- Penny Clouston, Consultant Clinical Scientist, Oxford University Hospitals NHS Foundation Trust
- Julie Evans, Registered Clinical Scientist, Oxford University Hospitals NHS Foundation Trust
Germline DNA is required for both cancer and rare disease referrals for the 100,000 Genomes Project. While most automated DNA extraction methods yield DNA from blood of sufficient quantity and quality for whole genome sequencing, there are particular specifications to adhere to.
Penny Clouston: In order to have the DNA accepted for the 100,000 Genomes Project, it has to be of exceptional high quality and also yield. And this is really important, because it means that we won’t be wasting valuable resources trying to sequence DNA that’s of a poor quality. It also means that we won’t have to re-bleed patients.
Penny Clouston: So the samples have to have an OD/260/280 ratio of 1.80 to 2.00. They have to have a minimum yield of DNA and it has to be high quality as well. It’s vital that we extract enough DNA, not only for the whole genome sequencing, but we also need to make sure we have an archive sample available in the laboratory. And this means that we can validate any findings from the whole genome projects on that sample.
Julie Evans: The blood sample for DNA extraction, it’s important not to freeze that before you do the DNA extraction because that can give you a lower yield. So the blood samples will be stored in the fridge until they’re extracted. For younger patients we might receive a smaller volume of blood, so it will be important to choose the extraction method best suited to the volume of blood that we receive.
Once you have extracted your DNA from the blood sample, according to your local procedures, it’s important to re-suspend the precipitated DNA in the correct buffer for an EDTA buffer pH 8 or the recommended proprietary buffer at the right volume to ensure that you achieve the correct final concentration of DNA. For whole genome sequencing, currently at least 10 micrograms at a concentration of 30 to 200 nanograms per microlitre of DNA must be shipped to the biorepository. Always check the latest specification.
In order to get reliable concentration and quality measurements, the final DNA solution must be homogeneous. This can be achieved by gentle agitation. Avoid vortexing the DNA or repeatedly pipetting up and down, as this may lead to unnecessary shearing, which could affect the quality of the sequencing results. For the 100,000 Genomes Project, Genomics England requires data on the concentration and purity of the extracted DNA to be sent with the samples to the biorepository.
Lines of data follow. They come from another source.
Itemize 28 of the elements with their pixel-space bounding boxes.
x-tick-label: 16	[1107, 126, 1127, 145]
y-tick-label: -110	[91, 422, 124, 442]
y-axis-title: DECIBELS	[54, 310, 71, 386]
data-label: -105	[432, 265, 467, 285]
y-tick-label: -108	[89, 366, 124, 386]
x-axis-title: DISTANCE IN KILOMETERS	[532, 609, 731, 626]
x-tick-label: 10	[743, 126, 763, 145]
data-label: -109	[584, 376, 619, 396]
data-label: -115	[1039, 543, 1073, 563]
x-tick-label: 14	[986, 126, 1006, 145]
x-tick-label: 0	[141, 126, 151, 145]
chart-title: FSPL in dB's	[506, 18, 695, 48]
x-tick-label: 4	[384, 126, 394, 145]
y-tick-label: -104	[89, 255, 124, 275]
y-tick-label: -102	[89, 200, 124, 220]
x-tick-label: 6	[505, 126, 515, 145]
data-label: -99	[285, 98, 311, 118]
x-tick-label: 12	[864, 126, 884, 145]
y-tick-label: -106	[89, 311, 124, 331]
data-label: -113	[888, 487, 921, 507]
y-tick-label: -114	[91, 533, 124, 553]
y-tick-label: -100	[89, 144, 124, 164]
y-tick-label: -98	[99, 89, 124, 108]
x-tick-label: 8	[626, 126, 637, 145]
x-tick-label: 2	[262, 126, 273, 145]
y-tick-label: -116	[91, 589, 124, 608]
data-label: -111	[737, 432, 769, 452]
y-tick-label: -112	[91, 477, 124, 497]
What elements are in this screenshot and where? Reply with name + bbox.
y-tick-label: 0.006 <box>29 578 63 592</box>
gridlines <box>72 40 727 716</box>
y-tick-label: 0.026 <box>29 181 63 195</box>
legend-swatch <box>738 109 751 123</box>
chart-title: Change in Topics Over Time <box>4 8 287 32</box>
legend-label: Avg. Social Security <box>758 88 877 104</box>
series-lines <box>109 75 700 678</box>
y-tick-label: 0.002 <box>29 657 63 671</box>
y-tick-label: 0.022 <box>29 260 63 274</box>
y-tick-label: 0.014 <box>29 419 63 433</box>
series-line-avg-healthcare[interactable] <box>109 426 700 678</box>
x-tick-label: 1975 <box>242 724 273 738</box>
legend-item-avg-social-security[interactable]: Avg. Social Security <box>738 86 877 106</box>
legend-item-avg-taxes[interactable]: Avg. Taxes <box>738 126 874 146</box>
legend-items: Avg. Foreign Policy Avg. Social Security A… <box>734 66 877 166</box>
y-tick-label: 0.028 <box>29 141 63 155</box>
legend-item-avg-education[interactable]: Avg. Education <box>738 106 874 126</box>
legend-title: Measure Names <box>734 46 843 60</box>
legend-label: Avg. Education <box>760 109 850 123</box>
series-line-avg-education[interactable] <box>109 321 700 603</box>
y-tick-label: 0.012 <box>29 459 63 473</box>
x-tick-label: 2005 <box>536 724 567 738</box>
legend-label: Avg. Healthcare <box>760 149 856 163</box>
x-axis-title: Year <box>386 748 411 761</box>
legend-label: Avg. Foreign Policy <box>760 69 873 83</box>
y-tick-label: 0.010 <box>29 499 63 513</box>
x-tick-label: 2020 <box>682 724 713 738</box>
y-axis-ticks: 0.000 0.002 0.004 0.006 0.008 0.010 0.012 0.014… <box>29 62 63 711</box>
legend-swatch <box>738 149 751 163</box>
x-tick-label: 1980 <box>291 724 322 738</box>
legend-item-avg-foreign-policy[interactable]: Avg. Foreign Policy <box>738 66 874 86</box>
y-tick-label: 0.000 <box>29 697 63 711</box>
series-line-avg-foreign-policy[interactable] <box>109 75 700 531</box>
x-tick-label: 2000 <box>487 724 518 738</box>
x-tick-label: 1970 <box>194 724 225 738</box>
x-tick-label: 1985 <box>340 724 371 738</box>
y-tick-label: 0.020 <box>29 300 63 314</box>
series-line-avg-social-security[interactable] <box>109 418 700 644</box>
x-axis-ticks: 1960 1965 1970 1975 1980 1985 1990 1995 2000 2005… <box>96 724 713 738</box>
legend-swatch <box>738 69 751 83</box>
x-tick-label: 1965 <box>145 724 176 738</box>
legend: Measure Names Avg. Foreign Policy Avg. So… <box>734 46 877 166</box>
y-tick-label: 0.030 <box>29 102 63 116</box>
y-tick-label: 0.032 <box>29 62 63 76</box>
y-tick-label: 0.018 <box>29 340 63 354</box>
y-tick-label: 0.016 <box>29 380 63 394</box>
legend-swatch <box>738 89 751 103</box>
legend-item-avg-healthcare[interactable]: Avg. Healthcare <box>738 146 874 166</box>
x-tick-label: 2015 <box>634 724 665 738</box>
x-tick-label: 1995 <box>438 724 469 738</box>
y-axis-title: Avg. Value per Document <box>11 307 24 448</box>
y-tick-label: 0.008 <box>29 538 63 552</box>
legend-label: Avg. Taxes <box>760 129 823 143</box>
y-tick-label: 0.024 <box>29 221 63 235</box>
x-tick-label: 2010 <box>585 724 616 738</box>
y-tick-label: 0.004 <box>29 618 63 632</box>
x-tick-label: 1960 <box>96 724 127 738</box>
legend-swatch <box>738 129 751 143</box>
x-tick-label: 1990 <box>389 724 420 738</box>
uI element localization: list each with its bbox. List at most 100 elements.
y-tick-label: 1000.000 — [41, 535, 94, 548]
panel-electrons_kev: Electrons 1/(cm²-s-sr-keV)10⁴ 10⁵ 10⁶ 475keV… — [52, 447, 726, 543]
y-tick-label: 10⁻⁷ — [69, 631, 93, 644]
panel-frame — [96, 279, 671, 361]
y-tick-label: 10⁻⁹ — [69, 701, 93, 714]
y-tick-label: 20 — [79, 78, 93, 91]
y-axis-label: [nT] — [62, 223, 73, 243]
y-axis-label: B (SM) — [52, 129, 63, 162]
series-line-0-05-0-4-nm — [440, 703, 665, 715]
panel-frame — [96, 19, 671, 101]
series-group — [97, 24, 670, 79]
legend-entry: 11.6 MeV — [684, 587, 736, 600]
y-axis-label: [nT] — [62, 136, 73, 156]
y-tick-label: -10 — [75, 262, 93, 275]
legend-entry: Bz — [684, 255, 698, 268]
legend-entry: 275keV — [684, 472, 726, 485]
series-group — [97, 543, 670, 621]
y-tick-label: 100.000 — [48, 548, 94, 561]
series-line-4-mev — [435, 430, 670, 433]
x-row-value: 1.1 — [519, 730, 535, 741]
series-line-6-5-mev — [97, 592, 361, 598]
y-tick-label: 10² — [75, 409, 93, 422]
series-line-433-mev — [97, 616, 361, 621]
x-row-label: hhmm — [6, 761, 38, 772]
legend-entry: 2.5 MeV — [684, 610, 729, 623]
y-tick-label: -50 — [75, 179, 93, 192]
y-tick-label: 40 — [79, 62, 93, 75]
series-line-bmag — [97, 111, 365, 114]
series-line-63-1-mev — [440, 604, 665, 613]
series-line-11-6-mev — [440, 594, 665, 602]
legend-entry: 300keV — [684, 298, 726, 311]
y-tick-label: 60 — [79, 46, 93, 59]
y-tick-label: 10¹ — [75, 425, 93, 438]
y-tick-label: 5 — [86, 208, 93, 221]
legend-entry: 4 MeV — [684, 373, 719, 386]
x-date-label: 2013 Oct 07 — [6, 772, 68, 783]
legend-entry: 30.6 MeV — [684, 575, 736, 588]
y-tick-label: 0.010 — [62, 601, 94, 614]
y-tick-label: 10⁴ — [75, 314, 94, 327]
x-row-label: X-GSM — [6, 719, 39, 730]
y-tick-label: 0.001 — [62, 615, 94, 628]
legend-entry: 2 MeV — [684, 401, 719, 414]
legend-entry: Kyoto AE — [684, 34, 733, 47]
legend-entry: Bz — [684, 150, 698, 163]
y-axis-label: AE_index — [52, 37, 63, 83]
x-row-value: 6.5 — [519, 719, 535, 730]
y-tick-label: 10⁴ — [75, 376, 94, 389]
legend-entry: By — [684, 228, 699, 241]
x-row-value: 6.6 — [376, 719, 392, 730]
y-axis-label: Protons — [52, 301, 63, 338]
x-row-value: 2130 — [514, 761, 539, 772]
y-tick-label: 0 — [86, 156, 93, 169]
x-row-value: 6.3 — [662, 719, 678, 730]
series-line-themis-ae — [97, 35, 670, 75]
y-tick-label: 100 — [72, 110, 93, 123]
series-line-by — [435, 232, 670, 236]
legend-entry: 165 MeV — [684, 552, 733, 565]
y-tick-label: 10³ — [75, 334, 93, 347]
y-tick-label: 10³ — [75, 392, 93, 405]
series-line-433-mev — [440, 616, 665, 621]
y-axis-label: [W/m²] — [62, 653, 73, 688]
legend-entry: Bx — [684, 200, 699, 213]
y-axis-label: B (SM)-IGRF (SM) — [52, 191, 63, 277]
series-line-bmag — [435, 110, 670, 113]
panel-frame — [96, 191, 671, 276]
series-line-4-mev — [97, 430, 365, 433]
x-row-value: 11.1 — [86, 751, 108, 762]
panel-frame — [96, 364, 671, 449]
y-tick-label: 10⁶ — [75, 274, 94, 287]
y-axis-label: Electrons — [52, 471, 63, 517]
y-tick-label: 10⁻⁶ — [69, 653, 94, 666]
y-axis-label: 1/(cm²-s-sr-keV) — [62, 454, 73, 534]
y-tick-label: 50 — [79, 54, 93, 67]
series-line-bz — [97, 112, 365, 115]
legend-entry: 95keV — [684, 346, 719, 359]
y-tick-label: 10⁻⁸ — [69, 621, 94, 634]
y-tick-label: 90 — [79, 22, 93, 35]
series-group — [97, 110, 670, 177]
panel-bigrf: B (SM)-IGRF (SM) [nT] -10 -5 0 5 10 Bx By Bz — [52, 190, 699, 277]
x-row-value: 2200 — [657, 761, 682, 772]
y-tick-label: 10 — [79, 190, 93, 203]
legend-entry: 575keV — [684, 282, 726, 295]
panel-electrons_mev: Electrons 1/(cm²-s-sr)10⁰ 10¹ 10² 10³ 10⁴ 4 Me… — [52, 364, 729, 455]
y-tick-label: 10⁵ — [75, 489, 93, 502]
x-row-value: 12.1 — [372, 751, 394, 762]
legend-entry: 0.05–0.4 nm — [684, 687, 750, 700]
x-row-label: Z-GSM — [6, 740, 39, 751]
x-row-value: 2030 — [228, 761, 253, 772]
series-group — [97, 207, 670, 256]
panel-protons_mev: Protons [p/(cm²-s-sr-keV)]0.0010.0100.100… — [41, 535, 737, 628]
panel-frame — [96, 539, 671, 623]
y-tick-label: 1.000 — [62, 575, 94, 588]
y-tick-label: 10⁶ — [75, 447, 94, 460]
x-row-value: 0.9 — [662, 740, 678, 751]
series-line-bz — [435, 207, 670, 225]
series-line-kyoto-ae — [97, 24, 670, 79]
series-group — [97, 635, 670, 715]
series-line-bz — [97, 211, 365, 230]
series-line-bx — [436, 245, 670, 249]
Penny Clouston: The quality of the samples is really important. First of all they have to meet a very high standard so that they can actually be properly processed by the sequencing laboratory. If they don’t meet the standard, then they don’t go forward for that analysis.
So, what constitutes a high-quality sample for whole genome sequencing? There must be:
- DNA of high molecular weight with no evidence of shearing or degradation; and
- no significant protein contamination or carry-over of alcohol from the precipitation step.
Penny Clouston: Traditionally, UV spectrophotometry was used to measure the concentration and quality of DNA. However, this does have problems because it’s not only DNA that absorbs at OD 260, you can also get readings from other contaminants and proteins. So these days we tend to use a fluorescent dye which specifically binds to double-stranded DNA and then you can use fluorescence to detect this. So we tend to do the analysis on a machine called a Qubit using the picogreen dye and then you only get the reading from double-stranded DNA. So it’s much more accurate.
Having selected the appropriate assay type for the peripheral blood, or tumour sample, simply dilute the reagent mix with the buffer supplied in the kit according to the manufacturer’s instruction. Add your DNA sample and mix well. The picogreen dye binds rapidly and reaches equilibrium in less than 2 minutes. Fluorescence is detected by the fluorometer and is automatically converted to show DNA concentration by comparison with a standard curve.
To assess the purity of DNA and RNA, we measure the ratio of absorbance at wavelengths of 260 and 280 nanometres. A ratio of between 1.8 and 2.0 is the generally accepted value range. If the ratio is significantly lower, it may indicate the presence of protein, solvents or other contaminants that absorb strongly at or near 280 nanometres. In addition, it is recommended that you check that your extraction method produces DNA of high molecular weight. This can be undertaken on a representative sample from your recent extraction using agarose gel electrophoresis, a TapeStation or a bioanalyzer.
Here, you will see that DNA samples of varying quality have been run on 1% agarose gel for 2 hours. The profile for high-quality DNA is shown in lanes 1, 2 and 3. Whereas DNA that has been degraded is shown in lanes 4 and 5.